Oddly enough, if this continues, one starts to like them again, and they start to play subconsciously. You may find yourself humming “haathi raja kahan chalen” when working on an important project or “macchli jal ki rani hai” while driving to an important meeting.
In due course, the child gets bored, but we remain hooked a bit longer!
Babies are happy when their rhymes play continuously. Thanks to YouTube, you can now stream “bandar mama” 24/7. A goldmine for content creators, for I have seen views in the hundreds of millions. An industry in itself really.
Parents thank them from the bottoms of their hearts, and wonder what used to happen in the pre-YouTube era. It isn’t that far back though – 2006?
To hold the attention of a baby – now that is some task. And an enjoyable one at that. The wonder with which the baby looks at everything – and the way the baby enjoys the same thing again and again and again – makes one think about what changed along the way…how did we become so fickle that we need something new constantly?
A baby’s attention span can swing between intense concentration on something abstract..to constant distraction. An adult however, finds the latter to be the default setting, thanks to an endless stream of devices with goodies delivered through the Internet on multiple social channels.

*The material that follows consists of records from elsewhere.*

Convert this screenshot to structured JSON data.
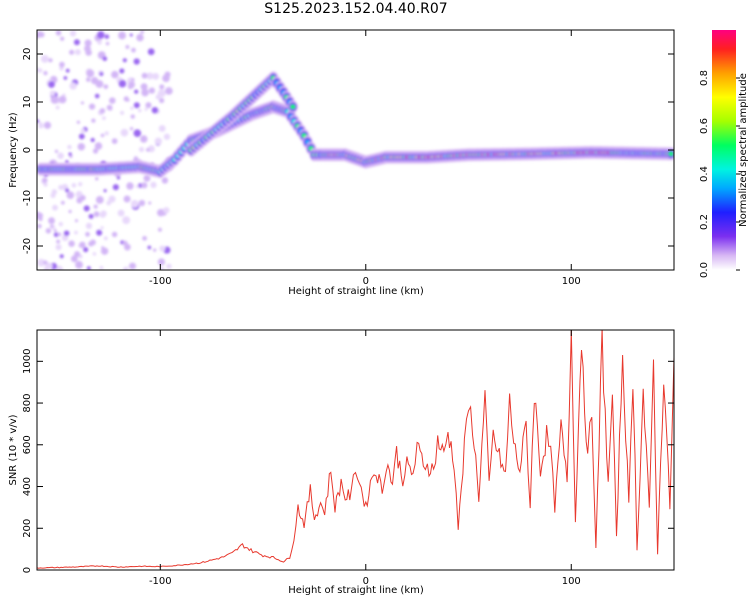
{
  "title": "S125.2023.152.04.40.R07",
  "chart_data": [
    {
      "type": "heatmap",
      "xlabel": "Height of straight line (km)",
      "ylabel": "Frequency (Hz)",
      "xlim": [
        -160,
        150
      ],
      "ylim": [
        -25,
        25
      ],
      "x_ticks": [
        -100,
        0,
        100
      ],
      "y_ticks": [
        -20,
        -10,
        0,
        10,
        20
      ],
      "colorbar": {
        "label": "Normalized spectral amplitude",
        "range": [
          0,
          1
        ],
        "ticks": [
          0.0,
          0.2,
          0.4,
          0.6,
          0.8
        ],
        "colormap": [
          "#ffffff",
          "#d8b8f4",
          "#7b2ff0",
          "#1f1fff",
          "#00a8ff",
          "#00f4e0",
          "#00ff60",
          "#a6ff00",
          "#ffff00",
          "#ffa000",
          "#ff2020",
          "#ff0080"
        ]
      },
      "features": [
        {
          "name": "",
          "points": [
            [
              -158,
              -4
            ],
            [
              -130,
              -4
            ],
            [
              -110,
              -3.5
            ],
            [
              -100,
              -4.5
            ],
            [
              -93,
              -2
            ],
            [
              -85,
              2
            ],
            [
              -72,
              4
            ],
            [
              -55,
              7.5
            ],
            [
              -45,
              9
            ],
            [
              -38,
              8
            ],
            [
              -30,
              3
            ],
            [
              -25,
              -1
            ],
            [
              -20,
              -1
            ],
            [
              -10,
              -1
            ],
            [
              0,
              -2.5
            ],
            [
              10,
              -1.5
            ],
            [
              30,
              -1.5
            ],
            [
              50,
              -1
            ],
            [
              80,
              -0.8
            ],
            [
              110,
              -0.5
            ],
            [
              150,
              -0.8
            ]
          ]
        },
        {
          "name": "",
          "points": [
            [
              -85,
              0
            ],
            [
              -65,
              7
            ],
            [
              -55,
              11
            ],
            [
              -45,
              15
            ],
            [
              -40,
              12
            ],
            [
              -34,
              8
            ]
          ]
        }
      ],
      "noise_region_x": [
        -160,
        -95
      ]
    },
    {
      "type": "line",
      "xlabel": "Height of straight line (km)",
      "ylabel": "SNR (10 * v/v)",
      "xlim": [
        -160,
        150
      ],
      "ylim": [
        0,
        1150
      ],
      "x_ticks": [
        -100,
        0,
        100
      ],
      "y_ticks": [
        0,
        200,
        400,
        600,
        800,
        1000
      ],
      "color": "#e8392e",
      "series": [
        {
          "x": [
            -160,
            -150,
            -140,
            -130,
            -120,
            -110,
            -100,
            -90,
            -80,
            -70,
            -65,
            -60,
            -55,
            -50,
            -45,
            -40,
            -37,
            -35,
            -33,
            -30,
            -27,
            -25,
            -22,
            -20,
            -17,
            -15,
            -12,
            -10,
            -7,
            -5,
            -3,
            0,
            3,
            5,
            8,
            10,
            13,
            15,
            18,
            20,
            23,
            25,
            28,
            30,
            33,
            35,
            38,
            40,
            43,
            45,
            48,
            50,
            52,
            55,
            58,
            60,
            62,
            65,
            68,
            70,
            72,
            75,
            78,
            80,
            82,
            85,
            88,
            90,
            92,
            95,
            98,
            100,
            102,
            105,
            108,
            110,
            112,
            115,
            118,
            120,
            122,
            125,
            128,
            130,
            132,
            135,
            138,
            140,
            142,
            145,
            148,
            150
          ],
          "y": [
            10,
            12,
            15,
            20,
            14,
            18,
            16,
            24,
            35,
            60,
            80,
            120,
            90,
            70,
            60,
            40,
            60,
            150,
            300,
            220,
            380,
            250,
            320,
            280,
            480,
            300,
            420,
            350,
            360,
            500,
            420,
            300,
            450,
            480,
            380,
            520,
            420,
            560,
            440,
            500,
            460,
            580,
            520,
            500,
            480,
            620,
            550,
            660,
            520,
            200,
            580,
            780,
            700,
            350,
            820,
            400,
            640,
            540,
            450,
            820,
            600,
            480,
            700,
            300,
            860,
            480,
            640,
            560,
            300,
            680,
            420,
            1150,
            250,
            1120,
            520,
            780,
            100,
            1100,
            400,
            850,
            150,
            1050,
            300,
            950,
            100,
            850,
            280,
            1000,
            80,
            950,
            300,
            1020
          ]
        }
      ]
    }
  ]
}
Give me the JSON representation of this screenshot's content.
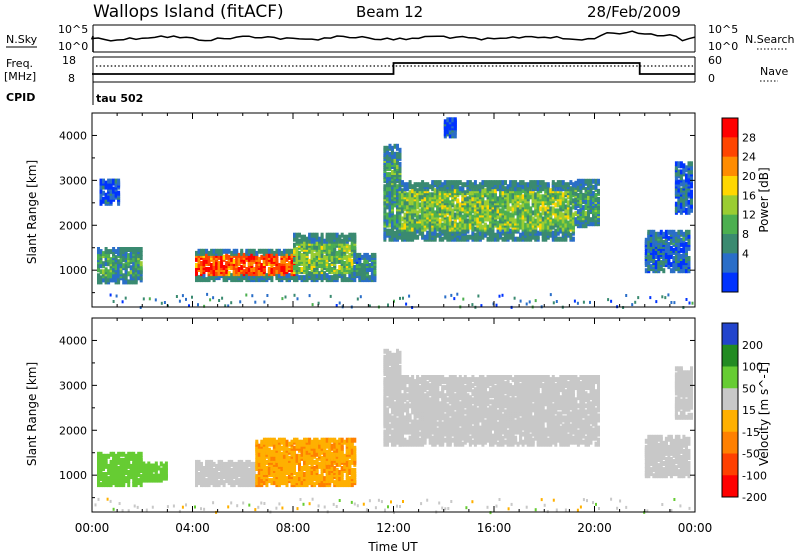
{
  "header": {
    "station": "Wallops Island (fitACF)",
    "beam": "Beam 12",
    "date": "28/Feb/2009"
  },
  "strip_nsky": {
    "left_label": "N.Sky",
    "right_label": "N.Search",
    "left_ticks": [
      "10^5",
      "10^0"
    ],
    "right_ticks": [
      "10^5",
      "10^0"
    ]
  },
  "strip_freq": {
    "left_label_1": "Freq.",
    "left_label_2": "[MHz]",
    "right_label": "Nave",
    "left_ticks": [
      "18",
      "8"
    ],
    "right_ticks": [
      "60",
      "0"
    ],
    "step_series": {
      "x_hours": [
        0,
        12,
        21.8,
        24
      ],
      "levels": [
        "low",
        "high",
        "low",
        "low"
      ]
    }
  },
  "strip_cpid": {
    "label": "CPID",
    "value": "tau 502"
  },
  "chart_data": [
    {
      "type": "heatmap",
      "panel": "power",
      "xlabel": "Time UT",
      "ylabel": "Slant Range [km]",
      "xlim": [
        0,
        24
      ],
      "ylim": [
        180,
        4500
      ],
      "x_ticks": [
        "00:00",
        "04:00",
        "08:00",
        "12:00",
        "16:00",
        "20:00",
        "00:00"
      ],
      "y_ticks": [
        1000,
        2000,
        3000,
        4000
      ],
      "colorbar": {
        "label": "Power [dB]",
        "ticks": [
          28,
          24,
          20,
          16,
          12,
          8,
          4
        ],
        "colors": [
          "#0033ff",
          "#2a6ec8",
          "#3a8a70",
          "#4caf50",
          "#9acd32",
          "#ffd700",
          "#ff8c00",
          "#ff4500",
          "#ff0000"
        ]
      },
      "regions": [
        {
          "t": [
            0.2,
            2.0
          ],
          "r": [
            750,
            1500
          ],
          "level": 10
        },
        {
          "t": [
            0.3,
            1.0
          ],
          "r": [
            2500,
            3000
          ],
          "level": 4
        },
        {
          "t": [
            4.1,
            8.0
          ],
          "r": [
            800,
            1450
          ],
          "level": 26
        },
        {
          "t": [
            8.0,
            10.4
          ],
          "r": [
            800,
            1800
          ],
          "level": 14
        },
        {
          "t": [
            10.4,
            11.2
          ],
          "r": [
            800,
            1350
          ],
          "level": 8
        },
        {
          "t": [
            11.6,
            12.2
          ],
          "r": [
            1700,
            3800
          ],
          "level": 10
        },
        {
          "t": [
            12.2,
            19.2
          ],
          "r": [
            1700,
            3000
          ],
          "level": 14
        },
        {
          "t": [
            19.2,
            20.2
          ],
          "r": [
            2000,
            3000
          ],
          "level": 10
        },
        {
          "t": [
            22.0,
            23.8
          ],
          "r": [
            1000,
            1900
          ],
          "level": 6
        },
        {
          "t": [
            23.2,
            23.9
          ],
          "r": [
            2300,
            3400
          ],
          "level": 5
        },
        {
          "t": [
            14.0,
            14.4
          ],
          "r": [
            4000,
            4400
          ],
          "level": 4
        }
      ]
    },
    {
      "type": "heatmap",
      "panel": "velocity",
      "xlabel": "Time UT",
      "ylabel": "Slant Range [km]",
      "xlim": [
        0,
        24
      ],
      "ylim": [
        180,
        4500
      ],
      "x_ticks": [
        "00:00",
        "04:00",
        "08:00",
        "12:00",
        "16:00",
        "20:00",
        "00:00"
      ],
      "y_ticks": [
        1000,
        2000,
        3000,
        4000
      ],
      "colorbar": {
        "label": "Velocity [m s^-1]",
        "ticks": [
          200,
          100,
          50,
          15,
          -15,
          -50,
          -100,
          -200
        ],
        "colors": [
          "#2244cc",
          "#228b22",
          "#66cc33",
          "#c8c8c8",
          "#ffb000",
          "#ff8000",
          "#ff4000",
          "#ff0000"
        ]
      },
      "regions": [
        {
          "t": [
            0.2,
            2.0
          ],
          "r": [
            800,
            1500
          ],
          "level": 60
        },
        {
          "t": [
            2.0,
            3.0
          ],
          "r": [
            900,
            1300
          ],
          "level": 40
        },
        {
          "t": [
            4.1,
            6.5
          ],
          "r": [
            800,
            1300
          ],
          "level": 0
        },
        {
          "t": [
            6.5,
            10.4
          ],
          "r": [
            800,
            1800
          ],
          "level": -40
        },
        {
          "t": [
            11.6,
            12.2
          ],
          "r": [
            1700,
            3800
          ],
          "level": 0
        },
        {
          "t": [
            12.2,
            20.2
          ],
          "r": [
            1700,
            3200
          ],
          "level": 0
        },
        {
          "t": [
            22.0,
            23.8
          ],
          "r": [
            1000,
            1900
          ],
          "level": 0
        },
        {
          "t": [
            23.2,
            23.9
          ],
          "r": [
            2300,
            3400
          ],
          "level": 0
        }
      ]
    }
  ]
}
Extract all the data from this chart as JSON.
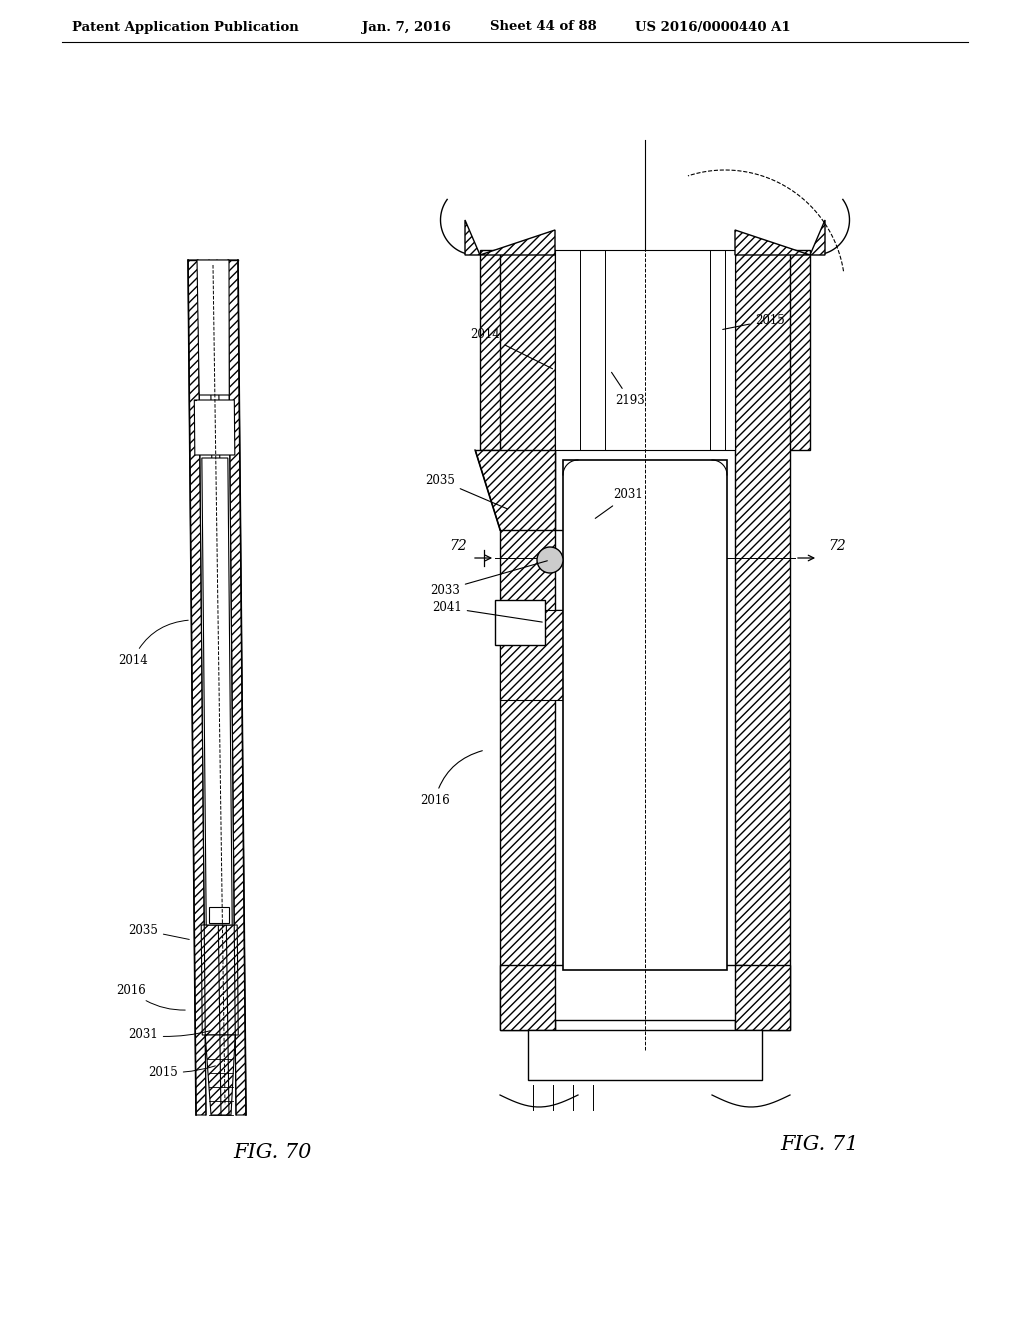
{
  "bg_color": "#ffffff",
  "header_text": "Patent Application Publication",
  "header_date": "Jan. 7, 2016",
  "header_sheet": "Sheet 44 of 88",
  "header_patent": "US 2016/0000440 A1",
  "fig70_label": "FIG. 70",
  "fig71_label": "FIG. 71"
}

Hence the need to take meditation classes, and also for Apple to deliver a “Focus mode” on iOS15. Like the tobacco industry sending you nicotine patches to de-addict yourself.
Anyways, being a baby can be quite daunting, and quite simple as well. A splash of milk, a splatter of fruit puree, a bucketful of drool, and a handful of papa’s hair and hey and pesto – majaa ni life!
We adults, on the other hand, spend most of our lives running behind a lot of things to make us happy, none of which really succeed, and then spend the rest of our lives running away from those very things. A confused bunch.
Maybe we should try the “baby method”. Keep things simple, uncomplicated, and wonderful. Waiting for a self-help guru to pick this one up!